The novel’s time frames are the present: 1974 in the Northern California foothills near Stanford University, and in the past through a 1954 journal from Denmark. This fictional journal is Joe’s, but Stegner had the fellowship to Denmark; and his direct experience of the country gives verisimilitude that internet-based fiction never has. (I will refrain from citing examples!)

Stegner gives the reader a five-part novel, with three chapters in each, until the fourth with two, and the fifth with four. The novel is so finely structured that it is not possible to be confused. And Stegner’s pacing is admirable. In the beginning we meet a brooding, molting, aging Joe. Then we meet a beguiling physician, Dr. Ben.  In that same scene, Joe takes a postcard from his rural mailbox. Ah, that old literary technique! Only this isn’t a letter, just a brief note from a countess from twenty years earlier. We want to know who she is, though Joe is reluctant to tell wife Mary about the card.  

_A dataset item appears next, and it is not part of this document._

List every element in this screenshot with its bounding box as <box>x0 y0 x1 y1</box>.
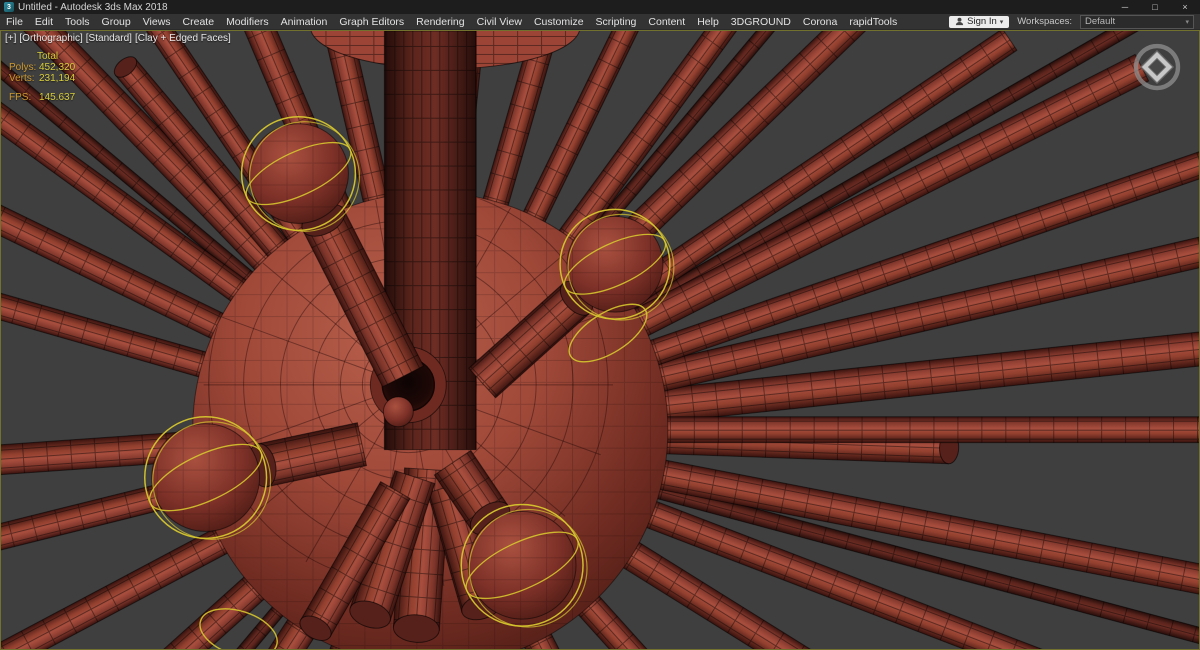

What is this novel? A fictional presentation of Stegner’s belief that to understand the pattern of our lives, we must re-experience the past; and to come to terms with our mortality, we must come to understand that past. Joe says, I cope, therefore I am.  Yet this narrator knows the falsity of a stoic doctrine. He is not Marcus Aurelius but prosy Polonius. Yes, that pompous, sententious old man & father in Hamlet. Why this play? Denmark!  And we get a scene like the storm in King Lear in the 1974 time frame, when a wild & whimsical Italian writer comes for lunch at Joe and Ruth’s house. A wonderfully comic and telling scene. In Denmark we will get a mad scientist who seeks perfection through genetics, plus a tennis match between this man of royalty and Joe.  Only a real tennis player could have written this scene, I might add. And Stegner was one.

If you’re aging, do read this novel.  If you’re not, buy a copy and keep it for when “your mind is as sluggish as an earthworm in adobe,” or you are “a tremble like an overfilled glass,” or a “museum exhibition of deteriorations”, or “ a spiderweb with eyes for a face.” And these are only a few of Joe and Stegner’s metaphors on aging.